Zu Popmusik gehört aber auch der Bruch mit eben dieser Logik – und Little Simz, eine kritische, experimentelle Rapperin, die gerade auf sprachliche Finessen steht, beweist mit ihrem aktuellen Album „Grey Area“, wie das funktionieren kann. Sie kann sowohl Rap-Album als auch Glamour. Aus der Zeit gefallen wirkt ihre Musik deswegen trotzdem nicht.
Little Simz ist ein von Musiker*innen geschätzter Anti-Star. Eine starke Stimme in der britischen Rap-Szene, wo in diesem Jahr neben ihr unabhängig voneinander auch Slowthai und Dave eine erfolgreiche Gegenbewegung zum Rap-Alben-sind-out-Trend gestartet haben. Alle drei waren für den diesjährigen Mercury Prize, den britischen Musikpreis, nominiert, alle drei positionieren sich politisch, alle drei haben 2019 experimentelle Zuhöralben veröffentlicht, die sich weder als Begleitmusik für einen Mall-Bummel noch für irgendwelche Fashionweek-Partys eignen. Nur eine richtige Hitsingle haben sie alle nicht veröffentlicht. Das Gesamtwerk ist wichtiger. Ist es womöglich auf die undurchsichtige politischen Situation in UK, die irren Wirren rund um den Brexit zurückzuführen, dass Rapper*innen dafür umso strukturierter an die Musik herangehen und politische Statements höher gewichten als eigene Coolness?

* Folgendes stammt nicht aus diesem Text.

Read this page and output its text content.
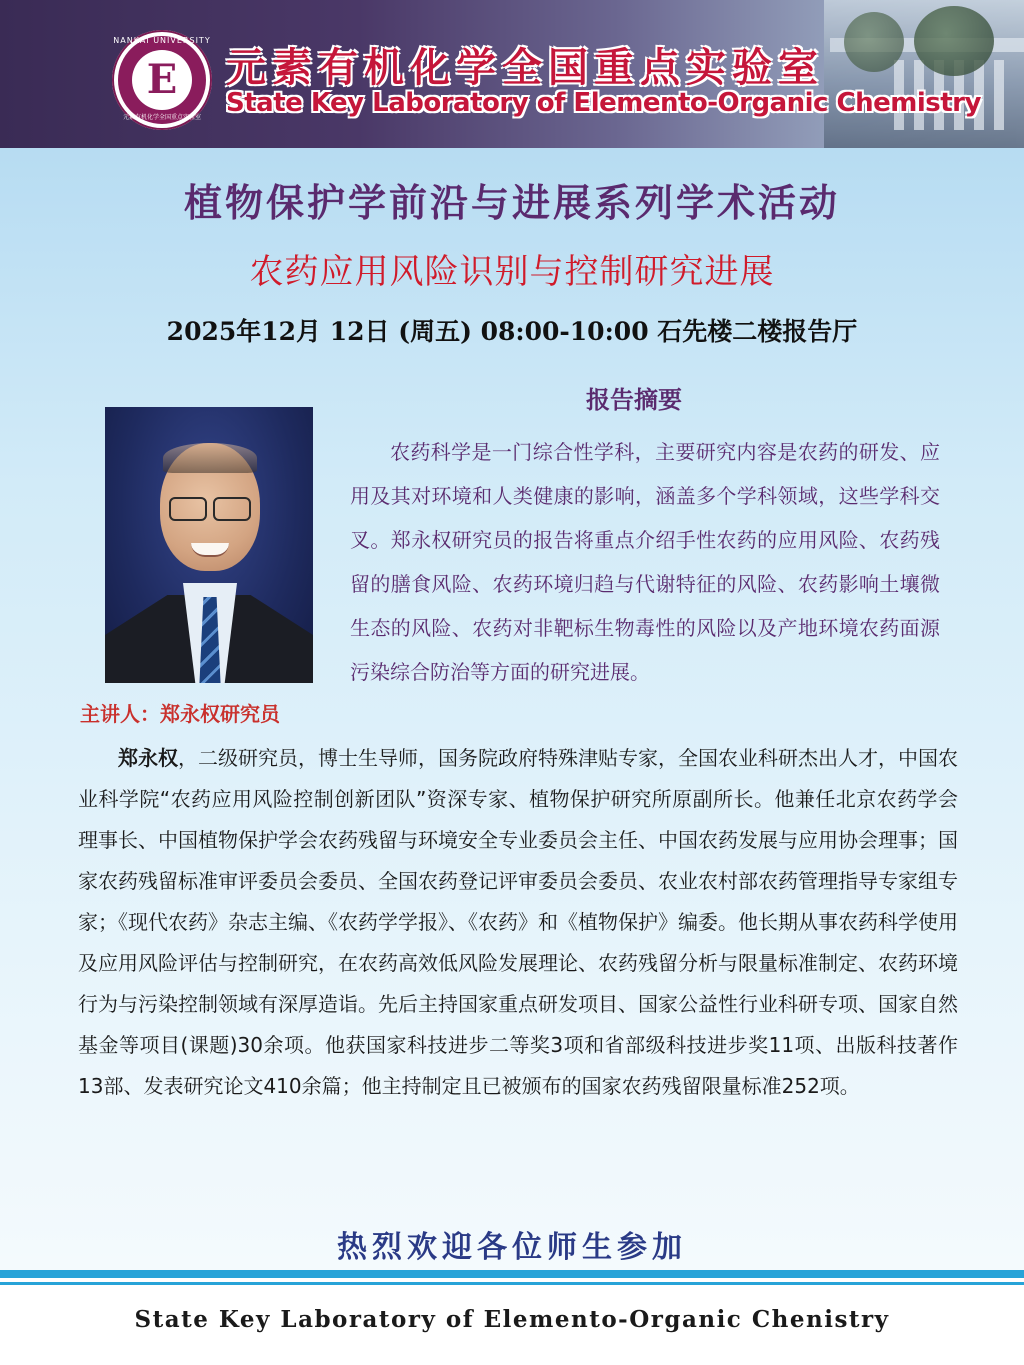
NANKAI UNIVERSITY
E
元素有机化学全国重点实验室
元素有机化学全国重点实验室
State Key Laboratory of Elemento-Organic Chemistry
植物保护学前沿与进展系列学术活动
农药应用风险识别与控制研究进展
2025年12月 12日 (周五) 08:00-10:00 石先楼二楼报告厅
报告摘要
主讲人：郑永权研究员

农药科学是一门综合性学科，主要研究内容是农药的研发、应用及其对环境和人类健康的影响，涵盖多个学科领域，这些学科交叉。郑永权研究员的报告将重点介绍手性农药的应用风险、农药残留的膳食风险、农药环境归趋与代谢特征的风险、农药影响土壤微生态的风险、农药对非靶标生物毒性的风险以及产地环境农药面源污染综合防治等方面的研究进展。

郑永权，二级研究员，博士生导师，国务院政府特殊津贴专家，全国农业科研杰出人才，中国农业科学院“农药应用风险控制创新团队”资深专家、植物保护研究所原副所长。他兼任北京农药学会理事长、中国植物保护学会农药残留与环境安全专业委员会主任、中国农药发展与应用协会理事；国家农药残留标准审评委员会委员、全国农药登记评审委员会委员、农业农村部农药管理指导专家组专家；《现代农药》杂志主编、《农药学学报》、《农药》和《植物保护》编委。他长期从事农药科学使用及应用风险评估与控制研究，在农药高效低风险发展理论、农药残留分析与限量标准制定、农药环境行为与污染控制领域有深厚造诣。先后主持国家重点研发项目、国家公益性行业科研专项、国家自然基金等项目(课题)30余项。他获国家科技进步二等奖3项和省部级科技进步奖11项、出版科技著作13部、发表研究论文410余篇；他主持制定且已被颁布的国家农药残留限量标准252项。

热烈欢迎各位师生参加
State Key Laboratory of Elemento-Organic Chenistry
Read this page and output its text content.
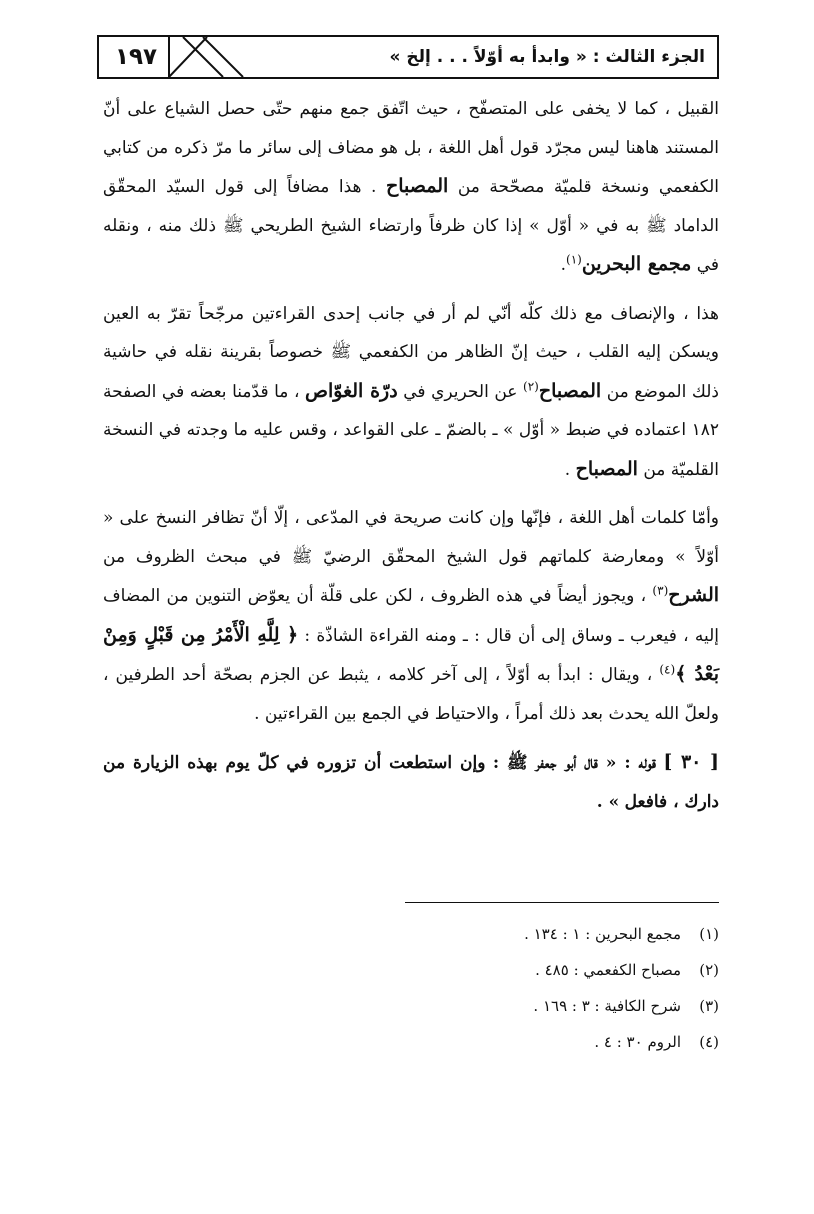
١٩٧	الجزء الثالث : « وابدأ به أوّلاً . . . إلخ »

القبيل ، كما لا يخفى على المتصفّح ، حيث اتّفق جمع منهم حتّى حصل الشياع على أنّ المستند هاهنا ليس مجرّد قول أهل اللغة ، بل هو مضاف إلى سائر ما مرّ ذكره من كتابي الكفعمي ونسخة قلميّة مصحّحة من المصباح . هذا مضافاً إلى قول السيّد المحقّق الداماد ﷺ به في « أوّل » إذا كان ظرفاً وارتضاء الشيخ الطريحي ﷺ ذلك منه ، ونقله في مجمع البحرين$^{(١)}$.

هذا ، والإنصاف مع ذلك كلّه أنّي لم أر في جانب إحدى القراءتين مرجّحاً تقرّ به العين ويسكن إليه القلب ، حيث إنّ الظاهر من الكفعمي ﷺ خصوصاً بقرينة نقله في حاشية ذلك الموضع من المصباح$^{(٢)}$ عن الحريري في درّة الغوّاص ، ما قدّمنا بعضه في الصفحة ١٨٢ اعتماده في ضبط « أوّل » ـ بالضمّ ـ على القواعد ، وقس عليه ما وجدته في النسخة القلميّة من المصباح .

وأمّا كلمات أهل اللغة ، فإنّها وإن كانت صريحة في المدّعى ، إلّا أنّ تظافر النسخ على « أوّلاً » ومعارضة كلماتهم قول الشيخ المحقّق الرضيّ ﷺ في مبحث الظروف من الشرح$^{(٣)}$ ، ويجوز أيضاً في هذه الظروف ، لكن على قلّة أن يعوّض التنوين من المضاف إليه ، فيعرب ـ وساق إلى أن قال : ـ ومنه القراءة الشاذّة : ﴿ لِلَّهِ الْأَمْرُ مِن قَبْلٍ وَمِنْ بَعْدُ ﴾$^{(٤)}$ ، ويقال : ابدأ به أوّلاً ، إلى آخر كلامه ، يثبط عن الجزم بصحّة أحد الطرفين ، ولعلّ الله يحدث بعد ذلك أمراً ، والاحتياط في الجمع بين القراءتين .

[ ٣٠ ] قوله : « قال أبو جعفر ﷺ : وإن استطعت أن تزوره في كلّ يوم بهذه الزيارة من دارك ، فافعل » .

(١)مجمع البحرين : ١ : ١٣٤ .
(٢)مصباح الكفعمي : ٤٨٥ .
(٣)شرح الكافية : ٣ : ١٦٩ .
(٤)الروم ٣٠ : ٤ .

Es scheint so. Andererseits wehrt sich Little Simz in Interviews immer wieder dagegen, bloß die Anti-Brexit-Rapperin zu sein oder auf das Label Feminismus-Rapperin reduziert zu werden. Zu Recht. Der Stempel nervt ja auch, denn bloßer Polit-Rap ist meistens verkrampft. Little Simz ist nicht verkrampft. Sie sucht das Politische im Privaten, man liest es zwischen ihren Zeilen. Sie nutzt ihre Musik auch dafür, um sich selbst und alle Frauen, die ihr zuhören wollen, zu empowern. Die ersten drei Songs auf „Grey Area“, ihrem dritten Album, heißen: „Offence“, „Boss“ und „Selfish“.
Es ist ein Coming-of-Age-Album, eine Reflexion des Erwachsenwerdens der letzten Jahre. Es lebt von Simz’ Nachdenken über sich selbst und die große Stärke dabei ist ihr Selbstbewusstsein, das aus jedem ihrer Songs herauszuhören ist. „Selfish“ und Lines wie „All I do is kill shit, shit, even when I’m chillin’/ I‘m Jay-Z on a bad day, Shakespeare on my worst days“ wirken bei ihr nicht narzisstisch. Little Simz hat sich den Status hart erarbeitet, das in dieser Direktheit sagen zu können. Immerhin unterstützte HipHop-Mogul Jay-Z schon 2013 eines ihrer ersten Mixtapes auf einer von ihm gehosteten Website. Damals war Little Simz gerade mal 19 Jahre alt, in der Szene aber schon eine große Nummer.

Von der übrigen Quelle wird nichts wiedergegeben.